Con l’adozione del decreto PNRR all’esame oggi (giovedì 29 gennaio) del Consiglio dei Ministri si completa un pacchetto di oltre 20 misure di semplificazione più volte sollecitate dalla CNA. Si tratta di misure che toccano direttamente oltre 800mila imprese e potenzialmente quelle interessate sono oltre un milione. Un risultato di grande importanza per il sistema delle piccole imprese. Il pacchetto di misure consentirà di ridurre il costo della burocrazia di circa 2 miliardi l’anno con un risparmio di 1.500-2mila euro per ogni impresa. Il monte ore dedicato alle pratiche burocratiche scenderà da 313 a 263 ore, che si traducono in 30 - 50 ore in meno l’anno.

“La semplificazione amministrativa e normativa è la principale riforma che serve al Paese e anche al nostro territorio. Oggi registriamo questo importante risultato, ma questo processo non si deve arrestare”, afferma il presidente di CNA Trentino Alto Adige Cristiano Cantisani. Le imprese hanno ancora di fronte un moloch burocratico da 40 miliardi e per CNA è fondamentale che d’ora in avanti si rispetti il principio che ogni nuovo adempimento deve essere accompagnato da almeno una semplificazione per evitare di vanificare gli effetti della sburocratizzazione. 

Tra le semplificazioni contenute nel decreto vi è ad esempio quella sulle insegne di esercizio. Posizionarle infatti in alcuni casi diventa un vero proprio incubo con diversi enti coinvolti. Ora verrà introdotto un modulo standard a livello nazionale. Sulla privacy viene eliminata la notifica al Garante per le violazioni di dati non sensibili per le microimprese sotto i 5 dipendenti e viene introdotta una procedura semplificata di autovalutazione con un risparmio di circa mille euro di costi e 5-8 ore. “Sulle piattaforme appalti ora a livello nazionale, grazie al rafforzamento dell’interoperabilità delle banche dati, si profila una sostanziale riduzione degli adempimenti per gli operatori economici in fase di gara. L’auspicio – afferma il presidente Cantisani – è che anche a livello provinciale si percorra la stessa strada più volte richiesta dalla nostra associazione”. Una novità normativa a livello nazionale riguarderà anche il settore acconciatori ed estetiste.
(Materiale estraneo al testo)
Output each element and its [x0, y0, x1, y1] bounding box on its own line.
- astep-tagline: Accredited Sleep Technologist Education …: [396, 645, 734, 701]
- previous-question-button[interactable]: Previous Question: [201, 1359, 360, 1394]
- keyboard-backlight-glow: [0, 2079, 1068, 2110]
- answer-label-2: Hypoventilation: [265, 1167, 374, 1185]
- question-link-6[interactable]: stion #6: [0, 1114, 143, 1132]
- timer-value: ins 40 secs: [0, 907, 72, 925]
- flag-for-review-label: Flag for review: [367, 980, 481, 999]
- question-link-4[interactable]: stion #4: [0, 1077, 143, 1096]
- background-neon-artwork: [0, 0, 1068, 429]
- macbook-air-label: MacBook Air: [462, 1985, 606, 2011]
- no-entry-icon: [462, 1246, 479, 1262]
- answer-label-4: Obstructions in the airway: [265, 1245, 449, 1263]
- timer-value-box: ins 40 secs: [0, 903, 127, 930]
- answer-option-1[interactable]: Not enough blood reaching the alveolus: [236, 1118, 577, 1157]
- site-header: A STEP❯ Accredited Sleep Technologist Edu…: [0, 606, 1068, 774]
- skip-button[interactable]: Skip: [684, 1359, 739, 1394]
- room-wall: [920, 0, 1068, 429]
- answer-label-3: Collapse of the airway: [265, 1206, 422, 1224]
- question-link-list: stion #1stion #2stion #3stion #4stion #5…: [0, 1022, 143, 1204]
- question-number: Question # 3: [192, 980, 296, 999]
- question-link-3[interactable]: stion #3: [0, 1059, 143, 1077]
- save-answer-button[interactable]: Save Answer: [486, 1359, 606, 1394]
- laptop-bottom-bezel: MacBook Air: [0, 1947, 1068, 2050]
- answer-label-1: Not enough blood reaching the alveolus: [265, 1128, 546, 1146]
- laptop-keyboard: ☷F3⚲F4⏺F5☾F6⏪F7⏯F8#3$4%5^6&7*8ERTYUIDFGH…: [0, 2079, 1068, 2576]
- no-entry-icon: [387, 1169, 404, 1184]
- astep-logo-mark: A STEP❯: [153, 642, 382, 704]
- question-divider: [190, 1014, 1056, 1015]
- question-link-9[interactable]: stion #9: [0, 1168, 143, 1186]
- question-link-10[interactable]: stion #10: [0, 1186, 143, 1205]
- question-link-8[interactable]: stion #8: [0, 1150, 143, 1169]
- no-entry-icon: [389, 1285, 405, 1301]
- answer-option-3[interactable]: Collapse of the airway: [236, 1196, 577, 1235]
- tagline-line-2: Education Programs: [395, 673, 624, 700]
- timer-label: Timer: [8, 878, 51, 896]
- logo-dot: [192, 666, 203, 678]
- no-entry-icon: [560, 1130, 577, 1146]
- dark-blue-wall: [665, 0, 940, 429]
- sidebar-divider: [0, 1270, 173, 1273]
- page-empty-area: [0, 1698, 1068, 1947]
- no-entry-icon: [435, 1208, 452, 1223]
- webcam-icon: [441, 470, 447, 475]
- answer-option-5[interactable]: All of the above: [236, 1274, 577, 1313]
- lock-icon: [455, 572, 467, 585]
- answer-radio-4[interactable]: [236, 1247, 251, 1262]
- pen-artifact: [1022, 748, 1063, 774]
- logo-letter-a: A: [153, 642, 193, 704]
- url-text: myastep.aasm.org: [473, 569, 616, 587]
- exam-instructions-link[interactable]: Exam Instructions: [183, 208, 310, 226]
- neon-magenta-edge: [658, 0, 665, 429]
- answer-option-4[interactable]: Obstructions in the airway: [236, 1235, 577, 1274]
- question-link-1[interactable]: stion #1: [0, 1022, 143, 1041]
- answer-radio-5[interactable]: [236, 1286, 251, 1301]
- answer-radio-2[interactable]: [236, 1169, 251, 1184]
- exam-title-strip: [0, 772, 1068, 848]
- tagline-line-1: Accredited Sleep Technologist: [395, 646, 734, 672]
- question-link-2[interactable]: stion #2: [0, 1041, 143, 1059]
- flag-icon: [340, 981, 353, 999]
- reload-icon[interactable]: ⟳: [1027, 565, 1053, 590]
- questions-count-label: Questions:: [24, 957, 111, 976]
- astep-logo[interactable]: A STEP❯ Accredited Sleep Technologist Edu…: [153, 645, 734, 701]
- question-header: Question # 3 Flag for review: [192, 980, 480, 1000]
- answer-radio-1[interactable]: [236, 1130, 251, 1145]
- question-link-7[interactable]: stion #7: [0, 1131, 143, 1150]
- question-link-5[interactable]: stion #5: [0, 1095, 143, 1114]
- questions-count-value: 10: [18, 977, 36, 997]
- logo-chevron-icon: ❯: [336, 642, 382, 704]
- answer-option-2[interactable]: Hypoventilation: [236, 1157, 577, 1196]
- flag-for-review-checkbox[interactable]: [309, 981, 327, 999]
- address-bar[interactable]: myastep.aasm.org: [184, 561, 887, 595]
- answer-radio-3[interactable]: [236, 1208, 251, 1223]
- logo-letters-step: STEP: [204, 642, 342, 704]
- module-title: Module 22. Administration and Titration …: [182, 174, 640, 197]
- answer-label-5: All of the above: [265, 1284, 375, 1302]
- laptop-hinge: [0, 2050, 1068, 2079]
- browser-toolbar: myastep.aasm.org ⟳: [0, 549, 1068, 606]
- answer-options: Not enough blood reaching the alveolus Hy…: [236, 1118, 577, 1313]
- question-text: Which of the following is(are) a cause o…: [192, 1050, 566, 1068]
In caso di malattia e comprovati motivi di salute sarà consentita la nomina di un responsabile tecnico temporaneo in possesso della qualifica professionale evitando così la chiusura dell’attività. Questa possibilità di proseguire l’attività genera effetti positivi quantificabili in 5mila euro l’anno per i soggetti coinvolti.